The symptom. The opposite of the previous one. "First let's see if it works, then we'll think about the harness". Three months later, the team is still operating with an improvised setup, the same errors keep repeating, and nobody dares to stop and invest because "we're shipping".

Why it seems like a good idea. Visible short-term speed. "Immediate" results.

Why it fails. Harness debt is like any technical debt but amplified. In the classic model, debt slows down engineers. In the agentic model, debt slows you down and produces exponential code drift. What looked like speed at month 1 turns into paralysis at month 6.

What to do instead. Part of the team's work is always improving the harness. An explicit proportion — 20%, one day per sprint, a rotating member — dedicated to guides, sensors, recurring agents. Non-negotiable. If it's negotiable, it always gets negotiated down.

Anti-pattern 9 — The harness as a side project¶

The symptom. A separate "platform team" builds the harness; the rest of the team consumes it without understanding it. When something fails, the answer is "ask the platform team".

Why it seems like a good idea. Specialization. Let the "experts" build the infrastructure and the rest ship product.

Why it fails. The harness has to evolve based on the failures observed by those using it. If those who observe the failures don't modify it, the feedback is lost. The platform team works on what it imagines matters; the product team suffers what actually matters.

What to do instead. Everyone contributes to the harness. Custom lints are written by whoever observed the failure. Guides are updated by whoever tripped over the ambiguity. A platform team can exist as an accelerator, but not as a monopoly.

Anti-pattern 10 — Believing the model is the problem¶

The symptom. When the agent fails, the default conversation is "we need a better model" or "let's wait for the next version".

Why it seems like a good idea. Sometimes it's true. Models improve.

Why it fails. Most of the time, the failure isn't in the model — it's in what the model could see (context), in how its output was evaluated (sensors), in the constraints it had available (guides), or in the environment where it executed (sandbox). Waiting for a better model to fix a broken harness is spending time in the wrong place. When the new model arrives, the harness will still be broken and the problems will still be there.

What to do instead. First reflex: in the face of any failure, ask "what part of the harness isn't doing its job?". If the honest answer is "the harness is fine, it's the model", then yes, wait for the model. It happens; it's just less common than your team probably thinks.

Closing the guide¶

If this guide has a single transferable conclusion it's this: the quality of an agent isn't in the model you use; it's in the system you build around the model. The model is a commodity. The harness is your competitive advantage.

This is, at bottom, good news. You don't control the model — OpenAI, Anthropic, Google or whoever controls it.
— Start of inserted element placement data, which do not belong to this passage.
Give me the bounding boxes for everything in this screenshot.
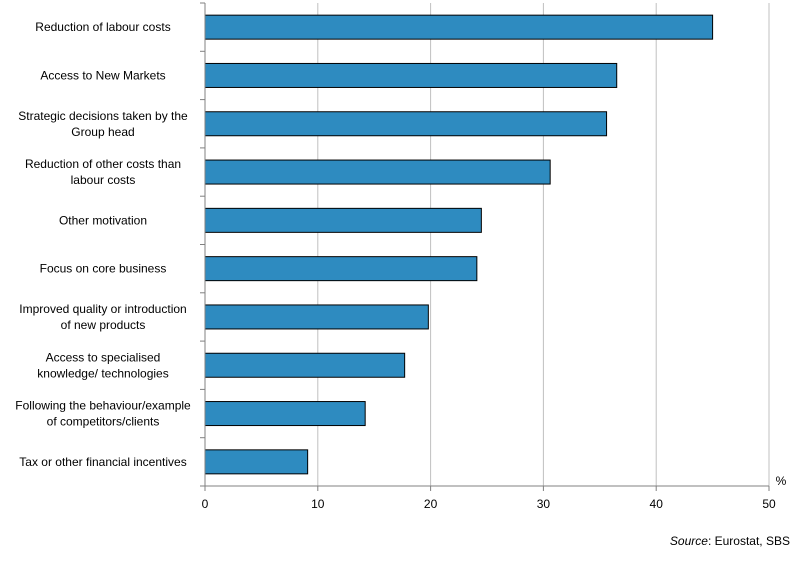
category-label-line: Strategic decisions taken by the xyxy=(18,109,188,123)
category-label-6: Improved quality or introduction of new p… xyxy=(19,302,186,332)
x-tick-label-40: 40 xyxy=(650,497,664,511)
category-label-5: Focus on core business xyxy=(40,262,167,276)
category-label-3: Reduction of other costs than labour cost… xyxy=(25,157,181,187)
x-axis-ticks: 0 10 20 30 40 50 xyxy=(202,486,776,511)
bar-7 xyxy=(204,352,406,378)
x-tick-label-50: 50 xyxy=(762,497,776,511)
category-label-line: Access to specialised xyxy=(46,350,161,364)
category-label-7: Access to specialised knowledge/ technolo… xyxy=(37,350,168,380)
category-labels: Reduction of labour costs Access to New M… xyxy=(15,20,191,469)
category-label-line: Reduction of labour costs xyxy=(35,20,170,34)
category-label-line: Other motivation xyxy=(59,213,147,227)
category-label-9: Tax or other financial incentives xyxy=(19,455,186,469)
category-label-8: Following the behaviour/example of compet… xyxy=(15,399,191,429)
category-label-1: Access to New Markets xyxy=(40,68,165,82)
bar-0 xyxy=(204,14,714,40)
source-note: Source: Eurostat, SBS xyxy=(670,534,790,548)
category-label-line: Group head xyxy=(71,125,134,139)
x-axis-unit: % xyxy=(776,474,787,488)
bar-3 xyxy=(204,159,551,185)
category-label-line: Following the behaviour/example xyxy=(15,399,191,413)
bar-6 xyxy=(204,304,429,330)
category-label-2: Strategic decisions taken by the Group he… xyxy=(18,109,188,139)
bar-8 xyxy=(204,401,366,427)
category-label-line: of new products xyxy=(61,318,146,332)
bars xyxy=(204,14,714,475)
axes xyxy=(200,2,769,487)
x-tick-label-30: 30 xyxy=(537,497,551,511)
x-tick-label-10: 10 xyxy=(311,497,325,511)
category-label-line: Access to New Markets xyxy=(40,68,165,82)
source-prefix: Source xyxy=(669,534,708,548)
source-text: : Eurostat, SBS xyxy=(707,534,790,548)
category-label-line: of competitors/clients xyxy=(47,415,160,429)
x-tick-label-0: 0 xyxy=(202,497,209,511)
category-label-line: Tax or other financial incentives xyxy=(19,455,186,469)
bar-9 xyxy=(204,449,309,475)
category-label-line: Improved quality or introduction xyxy=(19,302,186,316)
bar-4 xyxy=(204,207,482,233)
bar-2 xyxy=(204,111,608,137)
category-label-line: Focus on core business xyxy=(40,262,167,276)
category-label-4: Other motivation xyxy=(59,213,147,227)
bar-1 xyxy=(204,62,618,88)
category-label-line: knowledge/ technologies xyxy=(37,366,168,380)
category-label-line: Reduction of other costs than xyxy=(25,157,181,171)
bar-5 xyxy=(204,256,478,282)
category-label-line: labour costs xyxy=(71,173,136,187)
category-label-0: Reduction of labour costs xyxy=(35,20,170,34)
x-tick-label-20: 20 xyxy=(424,497,438,511)
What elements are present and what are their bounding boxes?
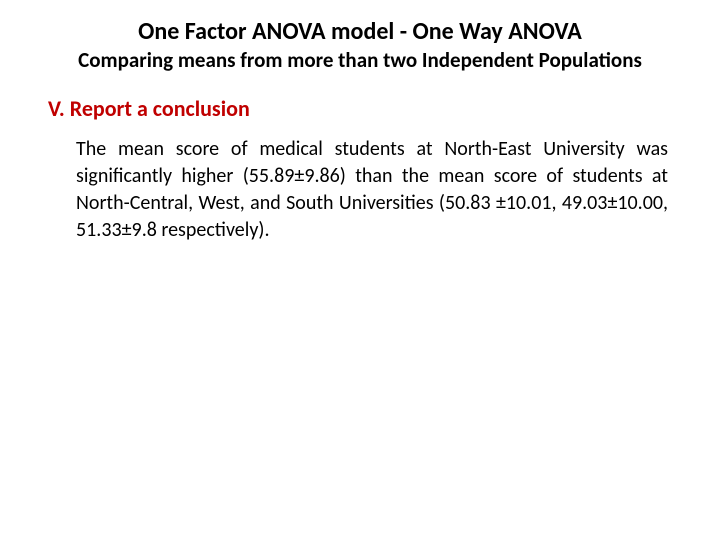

You do control the harness. And like everything you control in engineering, it improves with intent, with discipline, and with a team that understands what it's building and why.

Chapters 1 through 10 describe the pillars. This chapter 11 describes the traps. The next version of this guide will add executable templates (example AGENTS.md, docs/ structure, linters, hooks, sandbox configurations) so you can go from essay to implementation without starting from zero.

In the meantime: start with the loop, invest in isolation, materialize context in the repo, codify the invariants that matter most to you, and when something fails twice, promote it to the harness. The rest comes out by gravity.